Okay. And then just last question from me at least. Could you just talk about -- talk a little bit more about the European salvage volumes and where those kind of stand? I know you talked a little bit about some kind of bottlenecks limiting where that can go. But if you could just kind of provide a bit more color on how that's doing that, that'd be great.
I mean, in general, the understanding we have is this represents the peak year of flow out of Europe. And so, while it has grown considerably over the last few years, it's going to be a very big number. And so, essentially, you're seeing that wood flowing throughout global markets. And you're seeing it flow in lumber form as well as log form.
We expect that to provide some disruption for at least the next few years as that wood continues to find itself -- find its way to the market. But keep in mind that unlike the mountain pine beetle situation in Western Canada, the shelf life of this European spruce is much shorter. And so, there's a lot more urgency to get it to market quickly. And we really -- from a planning standpoint, we try to look through that and feel that we're very well positioned for once that volume is done for basically being able to grow our market share in various global markets.

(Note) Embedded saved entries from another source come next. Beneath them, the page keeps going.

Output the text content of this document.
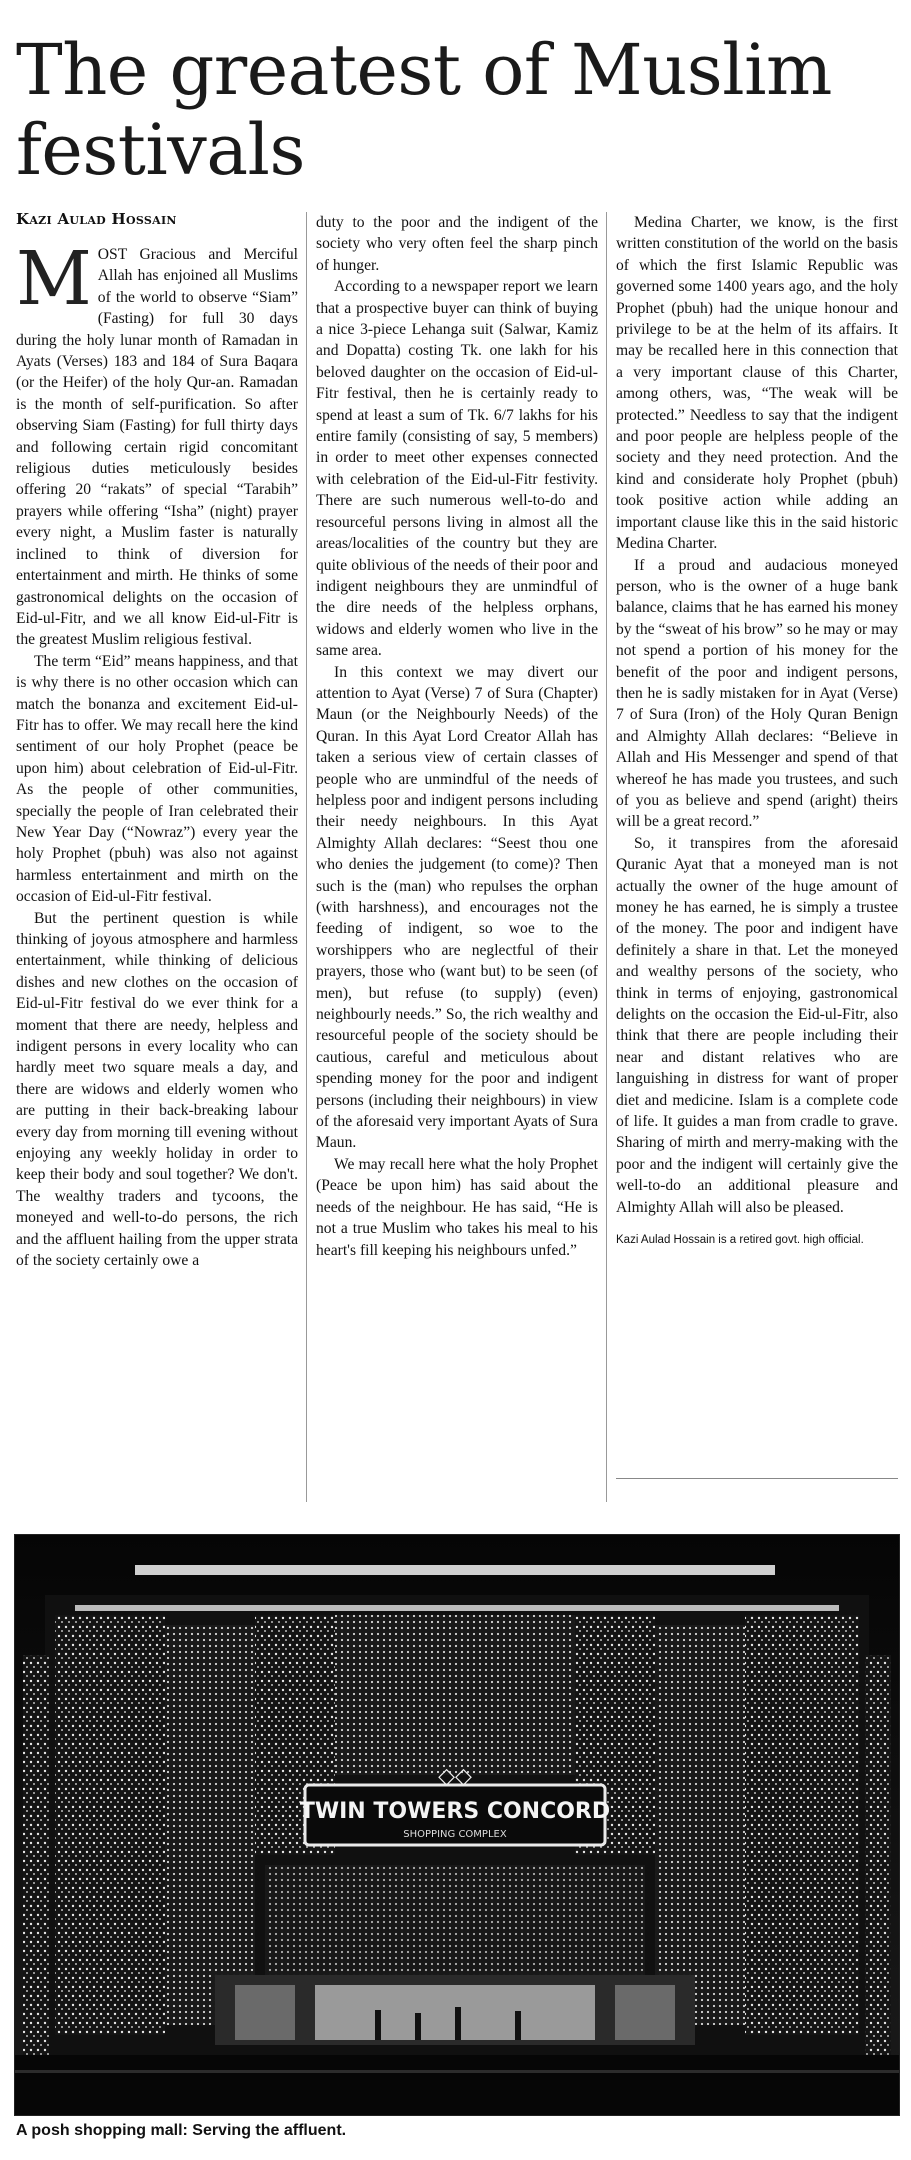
The greatest of Muslim festivals
Kazi Aulad Hossain

MOST Gracious and Merciful Allah has enjoined all Muslims of the world to observe “Siam” (Fasting) for full 30 days during the holy lunar month of Ramadan in Ayats (Verses) 183 and 184 of Sura Baqara (or the Heifer) of the holy Qur-an. Ramadan is the month of self-purification. So after observing Siam (Fasting) for full thirty days and following certain rigid concomitant religious duties meticulously besides offering 20 “rakats” of special “Tarabih” prayers while offering “Isha” (night) prayer every night, a Muslim faster is naturally inclined to think of diversion for entertainment and mirth. He thinks of some gastronomical delights on the occasion of Eid-ul-Fitr, and we all know Eid-ul-Fitr is the greatest Muslim religious festival.

The term “Eid” means happiness, and that is why there is no other occasion which can match the bonanza and excitement Eid-ul-Fitr has to offer. We may recall here the kind sentiment of our holy Prophet (peace be upon him) about celebration of Eid-ul-Fitr. As the people of other communities, specially the people of Iran celebrated their New Year Day (“Nowraz”) every year the holy Prophet (pbuh) was also not against harmless entertainment and mirth on the occasion of Eid-ul-Fitr festival.

But the pertinent question is while thinking of joyous atmosphere and harmless entertainment, while thinking of delicious dishes and new clothes on the occasion of Eid-ul-Fitr festival do we ever think for a moment that there are needy, helpless and indigent persons in every locality who can hardly meet two square meals a day, and there are widows and elderly women who are putting in their back-breaking labour every day from morning till evening without enjoying any weekly holiday in order to keep their body and soul together? We don't. The wealthy traders and tycoons, the moneyed and well-to-do persons, the rich and the affluent hailing from the upper strata of the society certainly owe a

duty to the poor and the indigent of the society who very often feel the sharp pinch of hunger.

According to a newspaper report we learn that a prospective buyer can think of buying a nice 3-piece Lehanga suit (Salwar, Kamiz and Dopatta) costing Tk. one lakh for his beloved daughter on the occasion of Eid-ul-Fitr festival, then he is certainly ready to spend at least a sum of Tk. 6/7 lakhs for his entire family (consisting of say, 5 members) in order to meet other expenses connected with celebration of the Eid-ul-Fitr festivity. There are such numerous well-to-do and resourceful persons living in almost all the areas/localities of the country but they are quite oblivious of the needs of their poor and indigent neighbours they are unmindful of the dire needs of the helpless orphans, widows and elderly women who live in the same area.

In this context we may divert our attention to Ayat (Verse) 7 of Sura (Chapter) Maun (or the Neighbourly Needs) of the Quran. In this Ayat Lord Creator Allah has taken a serious view of certain classes of people who are unmindful of the needs of helpless poor and indigent persons including their needy neighbours. In this Ayat Almighty Allah declares: “Seest thou one who denies the judgement (to come)? Then such is the (man) who repulses the orphan (with harshness), and encourages not the feeding of indigent, so woe to the worshippers who are neglectful of their prayers, those who (want but) to be seen (of men), but refuse (to supply) (even) neighbourly needs.” So, the rich wealthy and resourceful people of the society should be cautious, careful and meticulous about spending money for the poor and indigent persons (including their neighbours) in view of the aforesaid very important Ayats of Sura Maun.

We may recall here what the holy Prophet (Peace be upon him) has said about the needs of the neighbour. He has said, “He is not a true Muslim who takes his meal to his heart's fill keeping his neighbours unfed.”

Medina Charter, we know, is the first written constitution of the world on the basis of which the first Islamic Republic was governed some 1400 years ago, and the holy Prophet (pbuh) had the unique honour and privilege to be at the helm of its affairs. It may be recalled here in this connection that a very important clause of this Charter, among others, was, “The weak will be protected.” Needless to say that the indigent and poor people are helpless people of the society and they need protection. And the kind and considerate holy Prophet (pbuh) took positive action while adding an important clause like this in the said historic Medina Charter.

If a proud and audacious moneyed person, who is the owner of a huge bank balance, claims that he has earned his money by the “sweat of his brow” so he may or may not spend a portion of his money for the benefit of the poor and indigent persons, then he is sadly mistaken for in Ayat (Verse) 7 of Sura (Iron) of the Holy Quran Benign and Almighty Allah declares: “Believe in Allah and His Messenger and spend of that whereof he has made you trustees, and such of you as believe and spend (aright) theirs will be a great record.”

So, it transpires from the aforesaid Quranic Ayat that a moneyed man is not actually the owner of the huge amount of money he has earned, he is simply a trustee of the money. The poor and indigent have definitely a share in that. Let the moneyed and wealthy persons of the society, who think in terms of enjoying, gastronomical delights on the occasion the Eid-ul-Fitr, also think that there are people including their near and distant relatives who are languishing in distress for want of proper diet and medicine. Islam is a complete code of life. It guides a man from cradle to grave. Sharing of mirth and merry-making with the poor and the indigent will certainly give the well-to-do an additional pleasure and Almighty Allah will also be pleased.

Kazi Aulad Hossain is a retired govt. high official.
◇◇
TWIN TOWERS CONCORD
SHOPPING COMPLEX
A posh shopping mall: Serving the affluent.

And so, it's something that we're living with and dealing with right now. And certainly, the shipping bottlenecks have made that more difficult to get that product to market. But I think longer term, we think, it'll be a net opportunity for us.
We are showing no further questions, and I'll turn it back over to Mark.
Sure. Thanks, everybody, for joining. And please contact us with any follow-up questions. Thank you.
Thank you. And that does conclude today's conference. We do appreciate you attending. You may disconnect at this time.